Question

Which has larger (IE) in each pair?
A.$N$ or ${O^ + }$
B.$B{e^ + }$ or ${B^ + }$
C.$Be$ or $B$
D.$N{a^ + }$ or $Ne$
Give your answer as a four digit number, example- $ 1212/2122$ and so on ($ 1$ for first element and $ 2$ for second)

Answer 1

Hint: Let’s first discuss what ionization energy is. Ionization energy refers to the amount of energy needed to remove an electron from an atom. Ionization energy decreases as we go down a group. Ionization energy increases from left to right across the periodic table.

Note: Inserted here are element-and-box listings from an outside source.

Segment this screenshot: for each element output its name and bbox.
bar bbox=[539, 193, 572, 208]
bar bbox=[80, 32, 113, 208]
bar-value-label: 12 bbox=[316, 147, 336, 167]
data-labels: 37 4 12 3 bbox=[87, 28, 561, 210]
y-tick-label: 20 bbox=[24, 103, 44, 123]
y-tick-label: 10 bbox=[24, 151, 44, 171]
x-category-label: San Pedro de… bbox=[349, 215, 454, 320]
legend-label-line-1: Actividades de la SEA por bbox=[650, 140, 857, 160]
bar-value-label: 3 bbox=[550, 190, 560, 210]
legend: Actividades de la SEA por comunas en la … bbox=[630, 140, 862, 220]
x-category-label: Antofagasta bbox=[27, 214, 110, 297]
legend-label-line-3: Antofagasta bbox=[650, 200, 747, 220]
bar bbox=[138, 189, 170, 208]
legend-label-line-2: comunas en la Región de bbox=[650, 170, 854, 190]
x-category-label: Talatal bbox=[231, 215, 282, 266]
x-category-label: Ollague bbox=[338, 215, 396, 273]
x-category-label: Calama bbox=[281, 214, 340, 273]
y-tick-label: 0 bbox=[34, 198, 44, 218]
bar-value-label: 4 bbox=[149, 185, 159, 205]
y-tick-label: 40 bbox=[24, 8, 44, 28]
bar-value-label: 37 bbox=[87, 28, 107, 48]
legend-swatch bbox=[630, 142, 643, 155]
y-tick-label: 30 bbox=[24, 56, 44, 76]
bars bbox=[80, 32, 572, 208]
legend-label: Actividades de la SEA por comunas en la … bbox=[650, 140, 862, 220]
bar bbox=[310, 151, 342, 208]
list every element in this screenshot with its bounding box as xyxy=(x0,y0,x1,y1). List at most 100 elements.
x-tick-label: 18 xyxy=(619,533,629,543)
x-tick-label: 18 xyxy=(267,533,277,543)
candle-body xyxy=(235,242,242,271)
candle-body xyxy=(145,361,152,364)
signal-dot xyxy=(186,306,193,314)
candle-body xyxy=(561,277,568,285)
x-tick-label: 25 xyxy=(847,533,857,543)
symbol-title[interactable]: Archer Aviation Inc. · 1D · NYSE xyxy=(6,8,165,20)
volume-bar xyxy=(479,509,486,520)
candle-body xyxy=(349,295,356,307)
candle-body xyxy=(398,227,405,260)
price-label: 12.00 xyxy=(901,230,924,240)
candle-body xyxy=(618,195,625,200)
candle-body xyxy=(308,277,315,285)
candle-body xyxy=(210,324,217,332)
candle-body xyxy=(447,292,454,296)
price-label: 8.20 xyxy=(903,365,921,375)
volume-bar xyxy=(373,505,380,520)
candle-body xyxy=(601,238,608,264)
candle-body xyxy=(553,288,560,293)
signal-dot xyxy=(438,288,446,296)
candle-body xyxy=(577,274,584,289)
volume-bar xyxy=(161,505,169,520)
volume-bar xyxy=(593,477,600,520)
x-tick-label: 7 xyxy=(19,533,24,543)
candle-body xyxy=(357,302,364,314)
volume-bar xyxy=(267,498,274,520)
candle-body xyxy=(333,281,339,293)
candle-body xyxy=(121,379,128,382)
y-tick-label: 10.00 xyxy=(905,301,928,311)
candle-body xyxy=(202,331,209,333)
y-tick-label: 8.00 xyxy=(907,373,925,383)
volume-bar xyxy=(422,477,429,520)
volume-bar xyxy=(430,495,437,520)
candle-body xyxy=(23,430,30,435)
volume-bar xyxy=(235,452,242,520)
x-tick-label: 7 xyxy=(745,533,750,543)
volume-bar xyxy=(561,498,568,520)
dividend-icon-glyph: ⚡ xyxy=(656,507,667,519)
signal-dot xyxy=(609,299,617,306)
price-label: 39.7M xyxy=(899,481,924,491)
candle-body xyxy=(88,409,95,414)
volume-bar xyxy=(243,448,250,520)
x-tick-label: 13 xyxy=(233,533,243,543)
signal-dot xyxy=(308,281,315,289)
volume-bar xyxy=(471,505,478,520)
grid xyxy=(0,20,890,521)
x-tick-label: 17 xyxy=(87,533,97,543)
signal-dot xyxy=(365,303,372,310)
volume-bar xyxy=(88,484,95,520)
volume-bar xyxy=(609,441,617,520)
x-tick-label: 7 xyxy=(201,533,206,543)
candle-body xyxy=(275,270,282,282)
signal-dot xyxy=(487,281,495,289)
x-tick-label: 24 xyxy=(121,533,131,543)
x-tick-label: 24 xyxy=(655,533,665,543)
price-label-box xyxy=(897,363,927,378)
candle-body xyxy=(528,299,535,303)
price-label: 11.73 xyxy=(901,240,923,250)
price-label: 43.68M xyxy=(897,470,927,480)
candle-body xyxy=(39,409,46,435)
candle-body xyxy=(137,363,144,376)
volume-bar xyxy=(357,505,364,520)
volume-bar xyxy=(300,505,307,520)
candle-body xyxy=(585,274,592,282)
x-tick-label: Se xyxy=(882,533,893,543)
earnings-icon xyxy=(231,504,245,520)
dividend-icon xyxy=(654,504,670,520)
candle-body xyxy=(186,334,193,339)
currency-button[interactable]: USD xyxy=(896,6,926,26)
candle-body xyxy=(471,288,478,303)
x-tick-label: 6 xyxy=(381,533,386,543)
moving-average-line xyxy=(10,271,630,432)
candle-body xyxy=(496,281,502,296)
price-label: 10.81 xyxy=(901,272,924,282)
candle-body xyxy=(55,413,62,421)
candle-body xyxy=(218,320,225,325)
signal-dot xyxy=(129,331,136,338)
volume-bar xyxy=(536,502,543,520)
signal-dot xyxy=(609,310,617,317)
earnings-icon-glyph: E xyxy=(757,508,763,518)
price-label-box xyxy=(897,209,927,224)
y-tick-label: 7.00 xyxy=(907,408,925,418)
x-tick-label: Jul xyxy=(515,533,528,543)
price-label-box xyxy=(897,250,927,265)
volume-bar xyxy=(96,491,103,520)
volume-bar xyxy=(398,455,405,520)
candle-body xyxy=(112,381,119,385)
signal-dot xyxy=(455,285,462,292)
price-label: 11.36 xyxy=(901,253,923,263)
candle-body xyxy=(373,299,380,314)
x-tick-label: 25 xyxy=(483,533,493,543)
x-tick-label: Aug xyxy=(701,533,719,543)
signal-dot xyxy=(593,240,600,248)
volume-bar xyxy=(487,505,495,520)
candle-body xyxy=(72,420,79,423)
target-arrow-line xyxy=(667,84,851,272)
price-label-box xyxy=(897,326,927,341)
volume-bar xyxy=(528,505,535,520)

It can be used to help predict the strength of chemical bonds.

Complete answer:
There are two electrons in the first orbital of the $ O$ sublevel, there is greater electronic repulsion in the $ 2p$ sublevel for $ O$ than $ N$ . Therefore, it is easier to remove an electron from the $ O$ than the $ N$ , and the ionization energy of $ O$ is lower than $ N$ . Also the effective nuclear charge of $ {O^ + }$ . Therefore, the correct order is $ N < {O^ + }$ .
When an electron is removed from $ {B^ + }$ , stable $ 2{s^2}$ electronic configuration is broken. so, the correct order is $ {B^ + } < B{e^ + }$
The first ionization energy of beryllium is greater than that of boron because beryllium has a stable complete electronic configuration so it requires more energy to remove the first electron from it. So, the correct order is $ Be > B$
The ionization enthalpy of $ N{a^ + }$ ion is more than twice that of $ Ne$ . The $ N{a^ + }$ ion has a higher effective nuclear charge than NE. So, the electrons in the outermost shell are more tightly bound to the nucleus in $ N{a^ + }$ ion than in the neutral $ Ne$ atom. higher will be the ionization energy, so the correct order is $ N{a^ + } > Ne$
Hence, the correct answer is $ 2211$

Note:
$ N$ and $ {O^ + }$ are isoelectronic species. Isoelectronic species are known as atoms or ions that have the same number of electrons. In isoelectronic species, there the number of electrons would be equal but the elements would be different.